Ces derniers ont eu beaucoup plus de peine dans leur cursus d’intégration. Sur la base de cette expérience, on peut dire que la discussion actuelle sur l’intégration va dans une direction complètement fausse. Les politiciens rivalisent d’idées répressives, afin que les étrangers deviennent comme nous, sous peine d’être punis.

Pour l’intégration, il est important que la culture des personnes puisse être respectée et non niée. S’ils peuvent continuer à vivre leur culture, les étrangers sont aussi prêts à entrer dans une nouvelle société et à y participer.

swissinfo.ch: Comment jugez-vous la politique actuelle de la Confédération concernant le Tibet?

B. M. : Les relations entre la Suisse et la Chine ont considérablement changé ces 50 dernières années. Personne ne veut aujourd’hui gâcher sa chance économique avec les Chinois. Les quelques rares Tibétains qui déposent encore des demandes d’asile reçoivent en général un statut d’accueil provisoire, ce qui péjore leur situation par rapport aux réfugiés d’autrefois.

swissinfo.ch: Rétroactivement, comment l’accueil pro-actif de réfugiés tibétains a-t-il influencé la politique d’asile en Suisse?

B. M. : L’accueil des Tibétains, comme celui des Hongrois et des Tchèques, revêt une forte valeur symbolique.
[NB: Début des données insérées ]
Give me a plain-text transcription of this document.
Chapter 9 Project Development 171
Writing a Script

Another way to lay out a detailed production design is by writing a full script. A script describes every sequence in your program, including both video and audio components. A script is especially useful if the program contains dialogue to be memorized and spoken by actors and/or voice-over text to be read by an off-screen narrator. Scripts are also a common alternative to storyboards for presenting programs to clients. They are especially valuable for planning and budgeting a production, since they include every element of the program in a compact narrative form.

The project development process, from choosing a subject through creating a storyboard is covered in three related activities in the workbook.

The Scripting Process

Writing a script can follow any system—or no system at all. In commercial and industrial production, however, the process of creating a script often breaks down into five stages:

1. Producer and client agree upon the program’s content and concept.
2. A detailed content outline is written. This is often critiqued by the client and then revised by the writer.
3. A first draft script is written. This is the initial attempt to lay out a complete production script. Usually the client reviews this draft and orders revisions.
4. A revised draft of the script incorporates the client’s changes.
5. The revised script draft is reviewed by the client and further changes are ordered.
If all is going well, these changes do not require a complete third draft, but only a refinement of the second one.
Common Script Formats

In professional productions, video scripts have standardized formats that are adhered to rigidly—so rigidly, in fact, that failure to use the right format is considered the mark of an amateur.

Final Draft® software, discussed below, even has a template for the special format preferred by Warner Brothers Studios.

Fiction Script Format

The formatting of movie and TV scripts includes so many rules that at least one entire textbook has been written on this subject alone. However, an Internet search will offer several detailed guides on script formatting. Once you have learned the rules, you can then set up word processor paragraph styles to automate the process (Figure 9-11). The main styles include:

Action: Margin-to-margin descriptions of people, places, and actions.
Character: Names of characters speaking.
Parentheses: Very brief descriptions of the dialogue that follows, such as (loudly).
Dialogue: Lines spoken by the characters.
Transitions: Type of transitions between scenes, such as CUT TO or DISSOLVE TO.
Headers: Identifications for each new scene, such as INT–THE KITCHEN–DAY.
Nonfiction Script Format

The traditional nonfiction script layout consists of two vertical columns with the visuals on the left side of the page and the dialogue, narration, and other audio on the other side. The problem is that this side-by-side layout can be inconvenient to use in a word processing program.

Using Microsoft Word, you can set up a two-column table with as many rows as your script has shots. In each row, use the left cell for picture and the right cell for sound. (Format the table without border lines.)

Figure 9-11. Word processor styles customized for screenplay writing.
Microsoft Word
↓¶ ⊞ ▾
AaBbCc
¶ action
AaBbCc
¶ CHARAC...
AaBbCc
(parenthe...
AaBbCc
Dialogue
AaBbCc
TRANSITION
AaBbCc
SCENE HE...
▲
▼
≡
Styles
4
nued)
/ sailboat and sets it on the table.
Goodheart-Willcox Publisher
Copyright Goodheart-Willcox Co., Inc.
Avec ces exemples, la Suisse peut, malgré le chapitre nettement moins glorieux de la Seconde Guerre mondiale, se prévaloir d’une longue tradition humanitaire, remontant à l’accueil des Huguenots aux 16e et 17e siècles.

Il est regrettable que les contingents de réfugiés, qui avaient été utilisés pour l’accueil de Tibétains, aient été suspendus en 1995 et, jusqu’ici, pas renouvelés.

Corinne Buchser, swissinfo.ch
(Traduction de l’allemand: Ariane Gigon)

Le 7 octobre 1950, un an après la proclamation de la République populaire de Chine, Mao Zedong ordonne l’invasion militaire du Tibet.

Quelque 40’000 soldats pénètrent à l’est du Tibet. La résistance tibétaine est réprimée dans le sang en 1959.

Agé de 24 ans, le Dalaï Lama s’enfuit, déguisé en soldat, de Lhasa vers l’Inde. Quelque 120’000 Tibétains le suivront en exil en franchissant les hauts cols de l’Himalaya.

Les premiers groupes de réfugiés arrivent au village Pestalozzi de Trogen en automne 1960.

Sur fond de Guerre froide, le gouvernement suisse approuve, en 1963, l’accueil de 1000 Tibétains.

Aujourd’hui, la communauté de 4000 Tibétains en Suisse – vivant principalement en Suisse alémanique – est la plus grande d’Europe.

A Rikon (Zurich), un monastère tibétain a aussi vu le jour.

La plus haute instance religieuse des Tibétains, le Dalaï Lama, est en visite en Suisse du 7 au 11 avril. Le premier jour, il a participé à une célébration «Merci la Suisse» organisée par la communauté des Tibétains de Suisse et du Liechtenstein.

Samedi, il participera à une manifestation de solidarité avec le Tibet sur la place de la cathédrale de Zurich. Il remerciera encore les Suisses pour leur accueil il y a 50 ans.

Le Dalaï Lama ne rencontrera pas de représentant du gouvernement, pour des questions de calendrier, selon la ministre des Affaires étrangères Micheline Calmy-Rey.

La Communauté des Tibétains de Suisse et du Liechtenstein critique l’attitude du gouvernement, qui ne s’explique, selon elle, que «par une pression de Pékin»

Jeudi, le Dalaï Lama a rencontré la première citoyenne du pays, la présidente de la Chambre basse du Parlement Pascale Bruderer.